2日前マレーシアが「ラマダン平和イニシアティブ」というのを発表しました。
ラマダン後を含めた40日間の双方の停戦合意というのが内容で、メディアやテレビでも大々的に報道されています。大体がポジティブな反応です。暴力停止の合意なのですから、当然ですね。
私も、それ自体は大変喜ばしい事だと思うのですが、正直言うとかなり奇妙な合意だというのが感想です。そのため本当に「静かなラマダン」になるのかまだ半信半疑です。
最大の理由は、この合意が「ファシリテーター」のマレーシアによって「のみ」発表されたことです。合意文書をよく見るとわかりますが、最後にマレーシアの名前があるだけで、BRNもタイ政府も署名をしていません。しかも、和平合意「宣言」ではなく、「共通理解」(common understanding)という控えめな表現を使っています。

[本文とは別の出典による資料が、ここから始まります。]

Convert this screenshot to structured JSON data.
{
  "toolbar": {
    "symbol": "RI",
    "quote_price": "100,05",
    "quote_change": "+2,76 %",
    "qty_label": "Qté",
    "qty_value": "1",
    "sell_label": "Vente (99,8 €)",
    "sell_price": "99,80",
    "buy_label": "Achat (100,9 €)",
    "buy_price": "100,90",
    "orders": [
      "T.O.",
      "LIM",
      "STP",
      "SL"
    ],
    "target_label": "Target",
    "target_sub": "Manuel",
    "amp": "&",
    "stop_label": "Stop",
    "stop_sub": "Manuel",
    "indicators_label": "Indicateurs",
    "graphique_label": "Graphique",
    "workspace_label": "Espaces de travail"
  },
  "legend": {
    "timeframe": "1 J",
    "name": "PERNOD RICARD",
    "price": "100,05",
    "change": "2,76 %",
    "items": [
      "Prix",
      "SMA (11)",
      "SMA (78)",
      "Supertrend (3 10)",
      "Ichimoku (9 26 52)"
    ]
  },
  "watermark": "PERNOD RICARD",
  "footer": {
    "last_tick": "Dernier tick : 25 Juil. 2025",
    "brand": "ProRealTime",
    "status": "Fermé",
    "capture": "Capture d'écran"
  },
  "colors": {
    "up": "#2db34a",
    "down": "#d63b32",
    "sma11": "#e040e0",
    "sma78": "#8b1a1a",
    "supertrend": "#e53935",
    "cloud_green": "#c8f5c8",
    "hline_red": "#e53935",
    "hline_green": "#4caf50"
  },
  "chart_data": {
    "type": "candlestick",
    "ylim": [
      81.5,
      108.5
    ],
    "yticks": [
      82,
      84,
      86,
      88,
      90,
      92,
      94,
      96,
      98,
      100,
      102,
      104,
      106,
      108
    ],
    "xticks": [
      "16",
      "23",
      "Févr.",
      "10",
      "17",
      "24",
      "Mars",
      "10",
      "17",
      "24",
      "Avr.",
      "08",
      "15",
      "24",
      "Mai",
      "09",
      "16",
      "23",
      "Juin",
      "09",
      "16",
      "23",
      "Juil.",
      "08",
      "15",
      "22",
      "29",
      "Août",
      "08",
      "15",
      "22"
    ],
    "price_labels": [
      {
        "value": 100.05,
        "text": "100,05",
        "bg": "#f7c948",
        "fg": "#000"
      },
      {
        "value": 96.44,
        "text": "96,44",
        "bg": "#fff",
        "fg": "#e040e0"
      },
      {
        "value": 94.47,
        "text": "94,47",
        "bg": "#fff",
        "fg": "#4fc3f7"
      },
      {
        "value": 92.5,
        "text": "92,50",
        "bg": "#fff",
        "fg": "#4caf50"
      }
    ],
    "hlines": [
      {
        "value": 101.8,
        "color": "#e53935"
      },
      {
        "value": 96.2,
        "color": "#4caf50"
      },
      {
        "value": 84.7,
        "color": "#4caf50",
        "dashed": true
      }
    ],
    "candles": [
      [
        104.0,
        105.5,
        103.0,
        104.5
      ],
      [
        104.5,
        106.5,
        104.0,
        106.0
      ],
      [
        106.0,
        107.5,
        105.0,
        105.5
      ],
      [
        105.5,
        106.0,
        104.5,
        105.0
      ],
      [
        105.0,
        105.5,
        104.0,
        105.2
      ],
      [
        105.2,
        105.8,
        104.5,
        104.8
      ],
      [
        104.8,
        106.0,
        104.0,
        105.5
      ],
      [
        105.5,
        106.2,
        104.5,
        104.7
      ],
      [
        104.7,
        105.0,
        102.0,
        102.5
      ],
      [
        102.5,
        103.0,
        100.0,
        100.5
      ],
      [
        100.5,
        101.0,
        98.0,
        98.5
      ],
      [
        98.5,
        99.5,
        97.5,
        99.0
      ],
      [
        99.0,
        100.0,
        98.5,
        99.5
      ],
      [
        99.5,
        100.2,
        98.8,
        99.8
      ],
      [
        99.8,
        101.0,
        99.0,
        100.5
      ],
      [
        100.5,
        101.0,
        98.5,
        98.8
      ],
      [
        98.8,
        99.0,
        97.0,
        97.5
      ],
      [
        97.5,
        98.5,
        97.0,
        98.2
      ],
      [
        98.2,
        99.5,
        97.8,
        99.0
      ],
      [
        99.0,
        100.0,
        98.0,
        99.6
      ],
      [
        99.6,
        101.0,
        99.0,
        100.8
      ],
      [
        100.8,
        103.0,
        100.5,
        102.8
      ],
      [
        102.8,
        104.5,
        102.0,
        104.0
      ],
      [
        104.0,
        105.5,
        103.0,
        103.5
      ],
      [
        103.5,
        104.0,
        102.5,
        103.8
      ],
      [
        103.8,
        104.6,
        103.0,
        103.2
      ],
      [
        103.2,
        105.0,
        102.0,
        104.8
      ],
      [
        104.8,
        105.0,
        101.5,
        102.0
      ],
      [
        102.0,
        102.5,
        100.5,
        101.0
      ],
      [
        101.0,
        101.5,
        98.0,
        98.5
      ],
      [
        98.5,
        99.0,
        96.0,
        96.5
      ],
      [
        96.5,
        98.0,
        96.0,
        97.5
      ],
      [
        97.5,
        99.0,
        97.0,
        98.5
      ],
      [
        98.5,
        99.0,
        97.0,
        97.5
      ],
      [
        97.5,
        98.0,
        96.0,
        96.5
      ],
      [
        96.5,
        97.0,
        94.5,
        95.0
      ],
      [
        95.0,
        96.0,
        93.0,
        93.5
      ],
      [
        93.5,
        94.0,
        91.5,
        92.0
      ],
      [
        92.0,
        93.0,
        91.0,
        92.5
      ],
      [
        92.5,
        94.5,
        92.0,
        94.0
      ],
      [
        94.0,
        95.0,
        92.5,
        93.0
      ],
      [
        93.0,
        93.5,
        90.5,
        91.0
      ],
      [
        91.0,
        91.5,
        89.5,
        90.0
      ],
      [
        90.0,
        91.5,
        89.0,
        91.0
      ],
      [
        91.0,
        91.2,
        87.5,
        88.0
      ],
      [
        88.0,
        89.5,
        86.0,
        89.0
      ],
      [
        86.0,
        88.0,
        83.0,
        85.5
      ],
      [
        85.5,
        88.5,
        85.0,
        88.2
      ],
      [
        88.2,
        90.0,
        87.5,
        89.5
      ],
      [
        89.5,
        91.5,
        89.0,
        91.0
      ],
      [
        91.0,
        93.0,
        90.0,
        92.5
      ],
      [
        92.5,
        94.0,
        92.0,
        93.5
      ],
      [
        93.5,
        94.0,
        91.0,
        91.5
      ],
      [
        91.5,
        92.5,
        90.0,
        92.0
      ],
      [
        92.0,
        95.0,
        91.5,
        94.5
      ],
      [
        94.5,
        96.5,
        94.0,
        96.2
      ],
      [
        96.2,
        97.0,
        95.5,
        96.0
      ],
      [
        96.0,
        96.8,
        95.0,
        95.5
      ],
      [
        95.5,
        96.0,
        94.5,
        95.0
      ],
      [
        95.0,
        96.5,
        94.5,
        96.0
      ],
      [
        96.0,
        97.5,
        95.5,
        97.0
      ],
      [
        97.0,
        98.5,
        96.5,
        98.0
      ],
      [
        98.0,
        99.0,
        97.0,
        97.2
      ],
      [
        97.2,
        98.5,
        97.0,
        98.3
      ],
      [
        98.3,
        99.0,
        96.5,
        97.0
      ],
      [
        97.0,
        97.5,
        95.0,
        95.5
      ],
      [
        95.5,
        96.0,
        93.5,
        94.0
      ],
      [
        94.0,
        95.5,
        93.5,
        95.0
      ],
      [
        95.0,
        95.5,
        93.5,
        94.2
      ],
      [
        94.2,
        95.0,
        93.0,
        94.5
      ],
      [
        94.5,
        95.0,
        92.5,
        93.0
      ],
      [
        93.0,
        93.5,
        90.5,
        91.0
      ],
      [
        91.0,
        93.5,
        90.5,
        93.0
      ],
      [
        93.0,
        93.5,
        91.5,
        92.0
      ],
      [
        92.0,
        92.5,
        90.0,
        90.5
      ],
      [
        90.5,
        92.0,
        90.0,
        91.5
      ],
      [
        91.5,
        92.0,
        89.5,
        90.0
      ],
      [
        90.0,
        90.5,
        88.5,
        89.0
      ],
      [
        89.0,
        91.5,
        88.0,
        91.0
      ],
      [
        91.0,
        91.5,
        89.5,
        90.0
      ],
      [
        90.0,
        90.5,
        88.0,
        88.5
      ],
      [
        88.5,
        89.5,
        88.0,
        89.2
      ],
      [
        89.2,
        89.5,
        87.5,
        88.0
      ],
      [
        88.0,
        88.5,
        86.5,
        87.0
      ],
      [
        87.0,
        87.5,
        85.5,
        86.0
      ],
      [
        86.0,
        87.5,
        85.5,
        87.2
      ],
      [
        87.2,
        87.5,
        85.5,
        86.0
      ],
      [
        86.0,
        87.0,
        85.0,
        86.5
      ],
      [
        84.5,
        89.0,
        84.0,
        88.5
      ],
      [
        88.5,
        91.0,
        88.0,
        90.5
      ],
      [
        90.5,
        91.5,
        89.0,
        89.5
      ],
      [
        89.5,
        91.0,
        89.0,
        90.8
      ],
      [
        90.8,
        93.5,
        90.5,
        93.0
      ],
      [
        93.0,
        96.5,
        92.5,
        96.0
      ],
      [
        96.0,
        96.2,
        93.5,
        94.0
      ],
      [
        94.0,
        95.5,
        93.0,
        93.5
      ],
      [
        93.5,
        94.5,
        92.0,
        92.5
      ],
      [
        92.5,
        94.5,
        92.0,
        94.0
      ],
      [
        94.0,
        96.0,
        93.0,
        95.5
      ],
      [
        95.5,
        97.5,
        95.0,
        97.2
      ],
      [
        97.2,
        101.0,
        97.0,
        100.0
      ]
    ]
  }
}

最初の和平協議開始の時は署名式までして華々しく報道したのに、これはどうしたことでしょうか。
数日前にマレーシアが発表をキャンセルしたと書きましたが、この時点では発表できる状態にはなっていませんでした。この時は、タイ政府(パラドン事務局長)が困惑したと報じられました。伝えきくところでは、今回はタイ側とBRN側が直接顔を合わせて協議したわけではなく、間にマレーシアが入って双方の意見を交互に伝えるという方法が取られていたようです。ということは、タイ側はBRNの反応を直接知ることはできなかったはずです。
これは憶測ですが、マレーシアはBRNを完全に説得できなかったため、一方的にマレーシア政府の名前で発表したのではないでしょうか。そもそも最初の和平協議の開始合意の時からマレーシアはBRNに圧力をかけていますが、今回も彼らの領内での保護をちらつかせて説得を試みたが、BRN側は同意せず、仕方なく(BRNに後で圧力をかける意味もあり)マレーシアの名前で発表することにした、というのが実際に近いのではないかと思います。だとすると、双方の署名がないのも腑に落ちます。タイ側だけ署名させるわけにはいかないからです。
結局、和平合意文書が出た出ないより、今後どれだけ双方が自制して暴力を減らすかという「事実」の方が重要なように思います。この和平合意に期待できるのは、双方が合意したという既成事実が抑止力になる可能性がある、ということだけです。
さらに、この期間停戦したからと言ってそれが必ずしも進歩を意味するわけでもありません。
治安当局側は、この期間中タイ側のセキュリティが緩くなるため、その隙をついて分離派が武器弾薬を各地に移動させ、ラマダン後により激しい攻撃を行うための準備をする余裕を与えてしまうことを懸念しています。
こうした現象はベトナム戦争の和平交渉の際にも見られたそうです。ある一定期間の停戦合意が成立しても、その間双方が体制を整えて次の戦闘に備えるため、その期間が過ぎるとより戦闘が激しくなったそうです。